One investment banker who advises clubs on potential acquisitions described the current regulatory framework as a “limbo” and said that a clearer picture was required for everyone involved. A review of the MCO rules is under way at Uefa but there are currently no signs that change will happen before the spring, when the qualification places for Uefa competitions will be decided.
Another issue Uefa has to confront is the actual policing of its regulations. In investigations such as those that took place this summer, it has to assume that the six clubs involved are respecting Article 5 and putting into place the agreed remedies. The governing body has no way of knowing whether or not something else is happening behind the scenes.
This raises an even more profound question: if Uefa is not capable of policing its rule, does its existence make any sense?
Power and control
In the longer term, consolidation between MCO groups could pose a challenge to Uefa’s control over European football, raising the spectre of a breakaway or the creation of parallel structures.
The aborted Super League required the agreement of 12 club owners. The project failed because of disharmony between the clubs in the face of a backlash from fans and media. If ownership consolidation leads to the creation of large blocs of European clubs, future breakaway projects may only need three or four influential groups to mount a successful breakaway.

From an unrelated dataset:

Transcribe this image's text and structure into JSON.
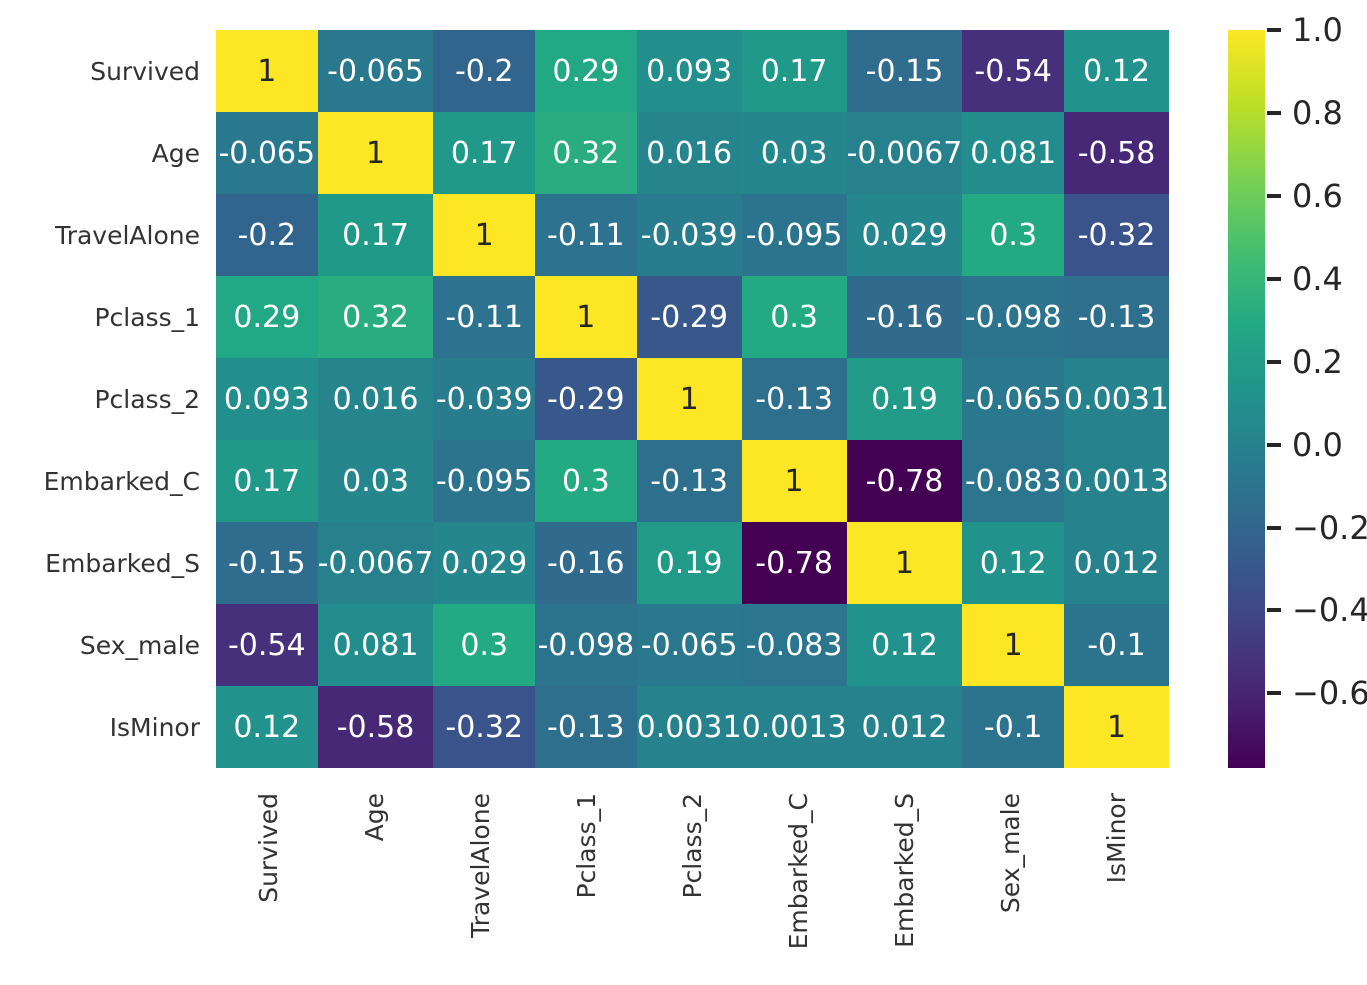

Of the 12 founders of the ESL, six clubs – Manchester City, Manchester United, Arsenal, Chelsea, AC Milan and Atlético de Madrid – are part of MCO groups. Inter Milan’s owner Suning also owned a club in the Chinese Super League until the club’s dissolution in February 2021. Liverpool’s owners Fenway Sports Group also owns clubs and teams in other sports in the US, including baseball, ice hockey and motorsport.

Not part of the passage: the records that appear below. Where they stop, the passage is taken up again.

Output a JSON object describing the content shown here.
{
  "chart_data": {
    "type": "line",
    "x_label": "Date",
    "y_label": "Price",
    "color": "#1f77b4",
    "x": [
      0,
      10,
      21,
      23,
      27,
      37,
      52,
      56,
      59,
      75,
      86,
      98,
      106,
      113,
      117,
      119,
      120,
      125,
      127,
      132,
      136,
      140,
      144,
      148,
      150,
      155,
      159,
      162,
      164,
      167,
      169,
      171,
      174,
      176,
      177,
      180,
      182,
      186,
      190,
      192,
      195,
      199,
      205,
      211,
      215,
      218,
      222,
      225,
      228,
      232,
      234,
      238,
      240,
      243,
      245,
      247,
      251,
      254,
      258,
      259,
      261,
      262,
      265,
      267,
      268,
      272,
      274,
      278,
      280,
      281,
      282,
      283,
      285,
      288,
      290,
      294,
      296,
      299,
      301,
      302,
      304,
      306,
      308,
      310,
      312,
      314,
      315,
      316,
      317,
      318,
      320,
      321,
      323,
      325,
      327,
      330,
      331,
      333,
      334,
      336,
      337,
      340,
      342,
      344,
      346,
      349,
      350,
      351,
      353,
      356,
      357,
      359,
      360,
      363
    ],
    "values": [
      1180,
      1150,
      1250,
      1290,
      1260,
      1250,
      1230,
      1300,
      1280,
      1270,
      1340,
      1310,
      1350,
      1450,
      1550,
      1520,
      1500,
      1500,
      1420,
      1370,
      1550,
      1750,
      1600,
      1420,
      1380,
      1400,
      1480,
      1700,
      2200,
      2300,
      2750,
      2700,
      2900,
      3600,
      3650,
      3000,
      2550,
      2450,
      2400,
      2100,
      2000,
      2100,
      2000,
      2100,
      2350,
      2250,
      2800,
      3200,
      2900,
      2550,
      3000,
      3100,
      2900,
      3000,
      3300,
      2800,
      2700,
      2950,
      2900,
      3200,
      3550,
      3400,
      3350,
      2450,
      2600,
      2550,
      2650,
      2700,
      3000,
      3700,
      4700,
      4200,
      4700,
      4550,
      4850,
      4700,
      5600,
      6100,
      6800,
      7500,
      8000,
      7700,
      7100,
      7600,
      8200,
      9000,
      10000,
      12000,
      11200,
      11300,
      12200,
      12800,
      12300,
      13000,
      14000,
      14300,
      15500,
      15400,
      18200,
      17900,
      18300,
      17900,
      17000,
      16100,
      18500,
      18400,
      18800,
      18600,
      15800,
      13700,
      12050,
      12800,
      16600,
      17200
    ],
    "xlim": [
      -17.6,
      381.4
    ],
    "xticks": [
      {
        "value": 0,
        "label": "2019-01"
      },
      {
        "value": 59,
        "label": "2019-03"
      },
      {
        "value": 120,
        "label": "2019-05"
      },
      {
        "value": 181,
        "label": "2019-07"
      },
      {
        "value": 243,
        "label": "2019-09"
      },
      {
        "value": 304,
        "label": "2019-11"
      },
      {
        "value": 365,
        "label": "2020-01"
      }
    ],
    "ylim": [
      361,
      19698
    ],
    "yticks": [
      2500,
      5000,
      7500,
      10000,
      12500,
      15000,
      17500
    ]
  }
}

There are other intangible issues of football politics. The influx of US owners — encompassing both MCO groups and individual concerns — inevitably gives them a seat at the table of league bodies. This has raised concerns that a critical mass of US ownership could move football — where statutes allow – to a US-style franchise model without relegation and promotion.

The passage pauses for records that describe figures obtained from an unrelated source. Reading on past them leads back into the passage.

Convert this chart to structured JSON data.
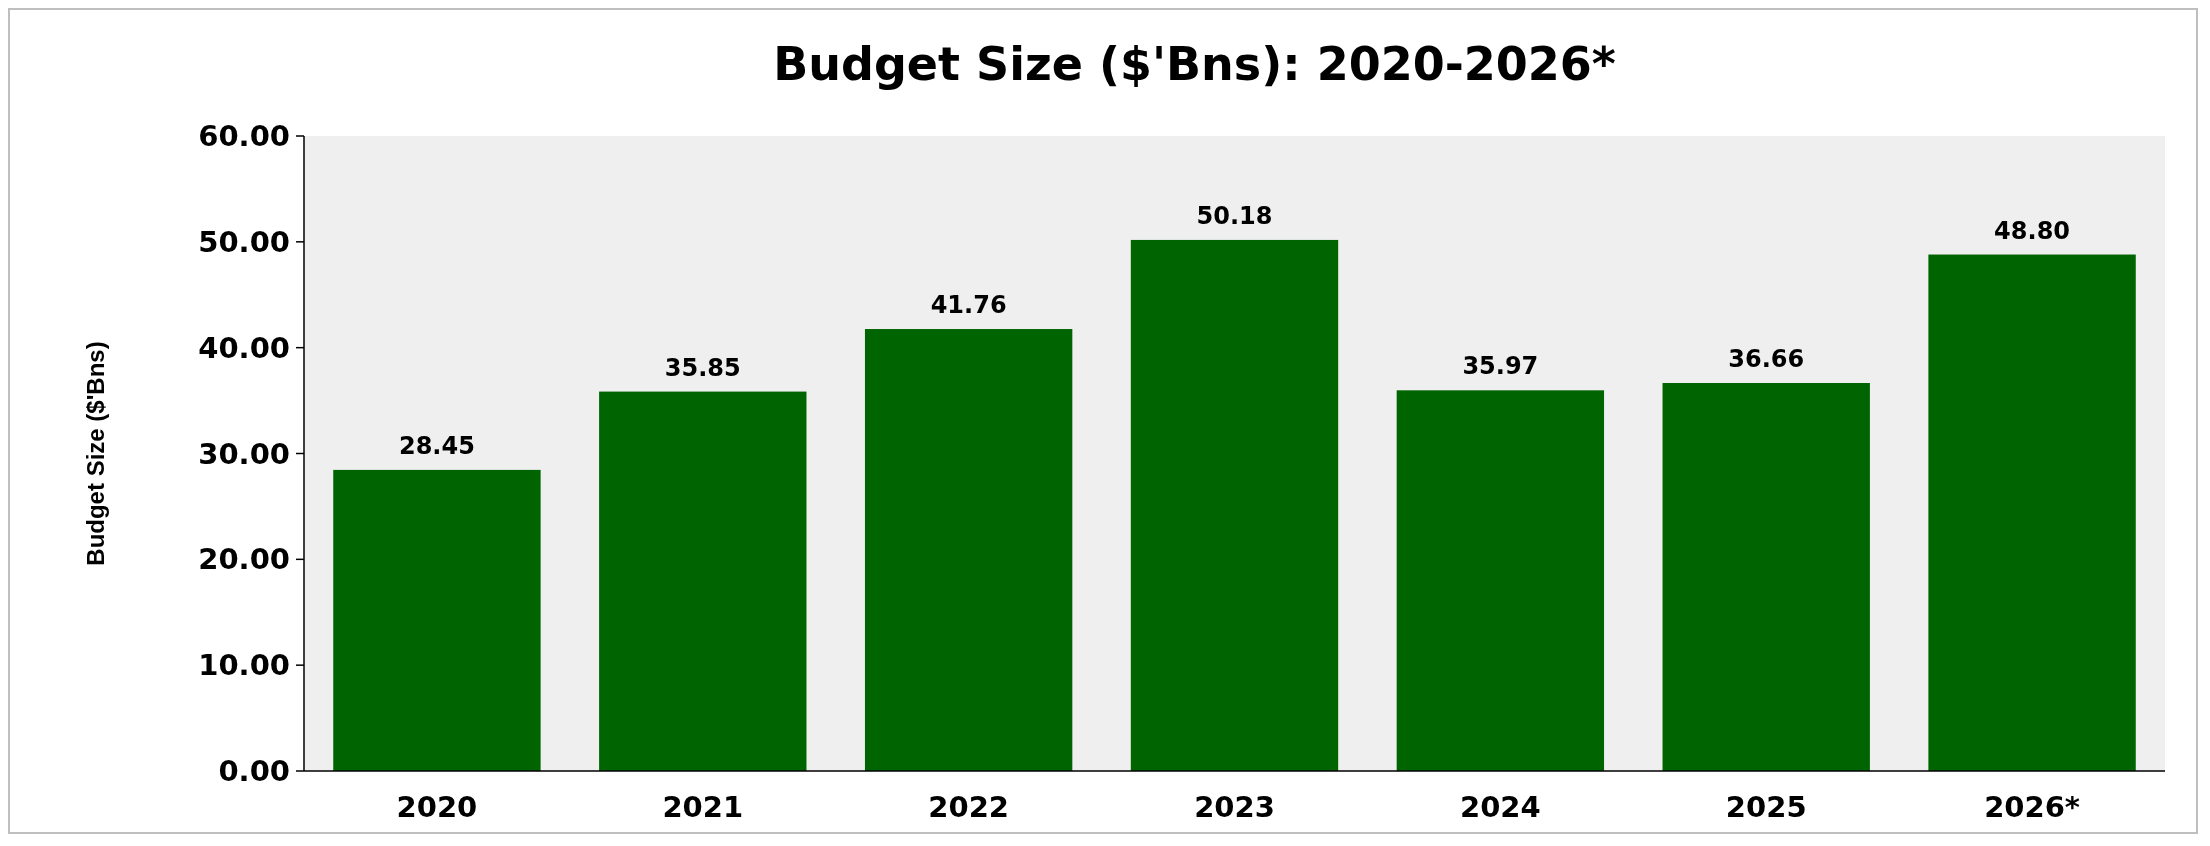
{
  "chart_data": {
    "type": "bar",
    "title": "Budget Size ($'Bns): 2020-2026*",
    "ylabel": "Budget Size ($'Bns)",
    "categories": [
      "2020",
      "2021",
      "2022",
      "2023",
      "2024",
      "2025",
      "2026*"
    ],
    "values": [
      28.45,
      35.85,
      41.76,
      50.18,
      35.97,
      36.66,
      48.8
    ],
    "value_labels": [
      "28.45",
      "35.85",
      "41.76",
      "50.18",
      "35.97",
      "36.66",
      "48.80"
    ],
    "color": "#006400",
    "ylim": [
      0,
      60
    ],
    "yticks": [
      {
        "value": 0,
        "label": "0.00"
      },
      {
        "value": 10,
        "label": "10.00"
      },
      {
        "value": 20,
        "label": "20.00"
      },
      {
        "value": 30,
        "label": "30.00"
      },
      {
        "value": 40,
        "label": "40.00"
      },
      {
        "value": 50,
        "label": "50.00"
      },
      {
        "value": 60,
        "label": "60.00"
      }
    ],
    "grid": false
  }
}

Most of the new money coming into MCO is from North America, which now accounts for almost one third of all MCO groups. No other country accounts for more than six per cent.
Disputes around the impact of MCO on football competitions also appear set for a serious escalation at domestic level. In November, MCO provoked a profound split among the clubs in the Premier League, which was seeking to regulate the loans of players between clubs in the same MCO group.
In a vote on the matter, eight clubs blocked an attempt by the league to restrict such loans. Of the eight clubs – Burnley, Chelsea, Everton, Manchester City, Newcastle United, Nottingham Forest, Sheffield United and Wolverhampton Wanderers – all but two are part of MCO groups. Burnley’s owner, ALK Capital, is reported to be considering expansion. Wolves has a strategic association with Swiss club Grasshopper of Zurich.
In February, Uefa said that MCO had the “potential to distort” the transfer market for players because of “an increasing percentage of transfers being executed within multi-club investment groups at prices that suit investors, rather than at fair values”.
The governing body said that most movement of players within multi-club investment groups was via free transfers or loans, with no fees paid. “With the growth of cross-investment structures, some football investors may now exert control over clubs spanning a cumulative total of a few hundred registered players,” Uefa said.
As the latest research by SportBusiness and CIES Sports Intelligence shows, this number is set to increase dramatically, should MCO growth continue on its current trajectory.